Les domaines d’intervention des paramédicaux en pratique avancée comprennent tout d’abord des activités d’orientation, d’éducation, de prévention ou de dépistage, ensuite des actes d’évaluation clinique, de diagnostic, des actes techniques et des actes de surveillance clinique et paraclinique, enfin des prescriptions de produits de santé non soumis à prescription médicale obligatoire, des prescriptions d’examens complémentaires et des renouvellements ou adaptations de prescriptions médicales. Dans ce cadre, les sages-femmes, profession médicale rappelons-le, ont vu leurs responsabilités reconnues dans le suivi des grossesses normales.

Les professionnels paramédicaux dans leur ensemble se plaignent des difficultés de leurs conditions de travail. Pour répondre à ce malaise, le Gouvernement a présenté en décembre 2016 une stratégie nationale d’amélioration de la qualité de vie au travail devant permettre la définition de bonnes conditions de vie au travail et la détection des risques psychosociaux.

Avant de terminer mon propos, il me semble fondamental d’intégrer dans nos réflexions les innovations radicales dont va bénéficier notre système de santé : les nanotechnologies, les biotechnologies, les capacités informatiques, les sciences cognitives. Les avancées réalisées en télésanté, en intelligence artificielle et en génétique vont modifier considérablement la médecine de demain, ainsi que son enseignement.

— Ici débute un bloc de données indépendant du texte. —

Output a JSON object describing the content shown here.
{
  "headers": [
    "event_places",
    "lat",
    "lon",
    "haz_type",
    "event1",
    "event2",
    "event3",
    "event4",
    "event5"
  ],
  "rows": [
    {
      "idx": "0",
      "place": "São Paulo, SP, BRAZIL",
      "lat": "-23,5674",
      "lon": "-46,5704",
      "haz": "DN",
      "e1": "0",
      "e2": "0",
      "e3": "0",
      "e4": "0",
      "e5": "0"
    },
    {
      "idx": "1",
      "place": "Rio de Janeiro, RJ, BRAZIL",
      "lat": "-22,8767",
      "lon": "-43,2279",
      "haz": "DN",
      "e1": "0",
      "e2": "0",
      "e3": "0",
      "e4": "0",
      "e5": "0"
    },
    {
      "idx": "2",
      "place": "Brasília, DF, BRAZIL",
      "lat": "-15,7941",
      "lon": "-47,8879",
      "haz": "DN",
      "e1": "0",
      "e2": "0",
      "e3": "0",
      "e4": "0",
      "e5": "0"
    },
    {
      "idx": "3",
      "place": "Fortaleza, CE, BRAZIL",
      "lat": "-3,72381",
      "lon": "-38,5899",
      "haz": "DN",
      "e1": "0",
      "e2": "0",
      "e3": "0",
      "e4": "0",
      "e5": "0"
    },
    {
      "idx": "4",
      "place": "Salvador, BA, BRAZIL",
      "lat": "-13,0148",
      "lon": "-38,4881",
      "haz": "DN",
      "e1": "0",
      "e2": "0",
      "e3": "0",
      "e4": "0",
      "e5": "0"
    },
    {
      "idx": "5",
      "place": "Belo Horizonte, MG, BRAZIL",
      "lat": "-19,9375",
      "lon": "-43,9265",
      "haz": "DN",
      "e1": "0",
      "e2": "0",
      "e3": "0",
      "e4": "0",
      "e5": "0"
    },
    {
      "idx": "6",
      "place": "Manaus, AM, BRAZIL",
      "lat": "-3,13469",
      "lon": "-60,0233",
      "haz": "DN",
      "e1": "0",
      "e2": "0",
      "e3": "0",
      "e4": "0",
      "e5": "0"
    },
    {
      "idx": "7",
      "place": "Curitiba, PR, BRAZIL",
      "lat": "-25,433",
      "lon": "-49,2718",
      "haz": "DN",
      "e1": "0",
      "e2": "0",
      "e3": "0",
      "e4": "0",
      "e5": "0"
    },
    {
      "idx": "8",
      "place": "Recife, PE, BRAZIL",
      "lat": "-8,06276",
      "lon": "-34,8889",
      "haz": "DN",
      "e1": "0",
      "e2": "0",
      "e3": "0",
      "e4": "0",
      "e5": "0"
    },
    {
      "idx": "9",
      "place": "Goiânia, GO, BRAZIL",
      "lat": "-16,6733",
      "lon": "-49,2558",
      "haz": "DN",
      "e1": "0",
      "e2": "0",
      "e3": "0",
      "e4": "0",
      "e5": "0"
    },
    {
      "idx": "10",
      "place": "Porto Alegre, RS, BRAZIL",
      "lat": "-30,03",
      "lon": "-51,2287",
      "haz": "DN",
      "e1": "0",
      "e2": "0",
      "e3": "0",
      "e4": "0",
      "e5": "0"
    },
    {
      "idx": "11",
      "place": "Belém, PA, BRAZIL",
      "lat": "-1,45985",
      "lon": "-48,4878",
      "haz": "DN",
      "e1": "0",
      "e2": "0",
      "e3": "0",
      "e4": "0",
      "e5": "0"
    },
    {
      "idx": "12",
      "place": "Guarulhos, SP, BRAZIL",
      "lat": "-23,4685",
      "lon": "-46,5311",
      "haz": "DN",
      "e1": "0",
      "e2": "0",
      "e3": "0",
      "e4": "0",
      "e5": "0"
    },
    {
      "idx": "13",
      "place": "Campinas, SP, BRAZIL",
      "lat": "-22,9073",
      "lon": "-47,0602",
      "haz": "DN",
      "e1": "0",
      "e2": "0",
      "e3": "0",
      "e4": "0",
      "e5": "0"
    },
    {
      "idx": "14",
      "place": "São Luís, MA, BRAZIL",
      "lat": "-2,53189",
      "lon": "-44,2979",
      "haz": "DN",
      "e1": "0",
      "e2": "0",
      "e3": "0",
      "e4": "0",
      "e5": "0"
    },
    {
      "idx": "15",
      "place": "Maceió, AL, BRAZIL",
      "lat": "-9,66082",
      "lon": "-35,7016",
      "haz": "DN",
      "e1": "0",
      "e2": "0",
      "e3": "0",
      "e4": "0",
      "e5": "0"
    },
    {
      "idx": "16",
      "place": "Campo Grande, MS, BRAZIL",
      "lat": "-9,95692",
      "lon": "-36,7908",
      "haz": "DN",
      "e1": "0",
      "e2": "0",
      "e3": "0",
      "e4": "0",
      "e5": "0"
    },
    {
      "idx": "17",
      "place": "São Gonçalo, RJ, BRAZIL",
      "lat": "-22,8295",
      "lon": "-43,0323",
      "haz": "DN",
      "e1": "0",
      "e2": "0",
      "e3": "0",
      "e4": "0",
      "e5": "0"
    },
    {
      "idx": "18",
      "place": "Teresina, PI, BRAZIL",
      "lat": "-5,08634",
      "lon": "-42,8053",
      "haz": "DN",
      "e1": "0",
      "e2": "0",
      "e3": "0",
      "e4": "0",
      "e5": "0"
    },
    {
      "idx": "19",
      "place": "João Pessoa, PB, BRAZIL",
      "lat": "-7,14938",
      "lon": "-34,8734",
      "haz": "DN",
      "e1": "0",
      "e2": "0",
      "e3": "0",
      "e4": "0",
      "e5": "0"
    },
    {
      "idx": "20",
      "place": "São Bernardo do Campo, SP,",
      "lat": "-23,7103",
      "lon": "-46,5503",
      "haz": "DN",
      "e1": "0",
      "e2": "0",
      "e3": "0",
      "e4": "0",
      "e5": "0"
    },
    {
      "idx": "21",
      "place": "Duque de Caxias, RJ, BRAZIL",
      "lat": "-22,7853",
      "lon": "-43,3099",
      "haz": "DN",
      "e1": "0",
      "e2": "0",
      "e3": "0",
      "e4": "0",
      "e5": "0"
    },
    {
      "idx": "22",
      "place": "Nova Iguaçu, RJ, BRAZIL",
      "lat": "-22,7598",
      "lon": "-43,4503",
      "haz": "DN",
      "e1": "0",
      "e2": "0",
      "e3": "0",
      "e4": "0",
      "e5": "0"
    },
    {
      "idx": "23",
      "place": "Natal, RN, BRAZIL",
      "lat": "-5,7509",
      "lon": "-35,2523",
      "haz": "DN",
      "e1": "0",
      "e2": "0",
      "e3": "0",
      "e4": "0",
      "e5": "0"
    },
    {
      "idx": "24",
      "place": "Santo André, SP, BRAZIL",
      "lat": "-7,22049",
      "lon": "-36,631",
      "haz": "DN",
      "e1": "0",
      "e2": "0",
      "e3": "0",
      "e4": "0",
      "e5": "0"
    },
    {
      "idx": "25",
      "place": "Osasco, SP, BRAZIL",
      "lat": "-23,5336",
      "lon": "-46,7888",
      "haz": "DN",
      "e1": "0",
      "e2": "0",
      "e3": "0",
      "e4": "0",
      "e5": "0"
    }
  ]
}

Au-delà de la connaissance des progrès de la science et de leur déclinaison dans la pratique, par exemple l’apprentissage de l’utilisation d’un robot chirurgical, les sciences humaines doivent occuper une large part dans tous les métiers qui concernent la santé.

À titre d’exemple, j’évoquerai les visio-consultations. On peut imaginer qu’à un horizon prochain, dans une dizaine d’années sans doute, elles constituent la principale porte d’entrée des parcours de soins. Elles existeront au domicile des patients ou non, avec l’assistance probable d’infirmières. Elles pourraient être réalisées au sein de pharmacies équipées.

Enfin, la question de la démocratie sanitaire, qui n’a pas été évoquée, devra être approfondie, les citoyens devenant de plus en plus acteurs. Les professionnels paramédicaux, dont je veux ici saluer une nouvelle fois l’engagement total de proximité, au quotidien, auprès de nos concitoyens, expriment parfois un certain mécontentement : leur reconnaissance statutaire n’est pas totale, elle ne va pas assez vite, leurs conditions de travail sont difficiles. J’ai tout à fait conscience de tout cela, mais je souhaite que ces professionnels fassent des propositions aux candidats à l’élection présidentielle. Nous avons reçu les uns et les autres les propositions des masseurs-kinésithérapeutes, qui, entre autres revendications, souhaitent pouvoir bénéficier d’un accès direct pour une liste prédéfinie de pathologies. Nous devons, les uns et les autres, prendre position sur cette question, qui est régulièrement soulevée depuis longtemps.

Voici quelques-unes de nos réflexions, non exhaustives, dans le cadre du débat proposé par nos collègues du groupe de l’UDI-UC. J’espère que ces enjeux très importants seront à juste titre au cœur des débats démocratiques des prochaines semaines.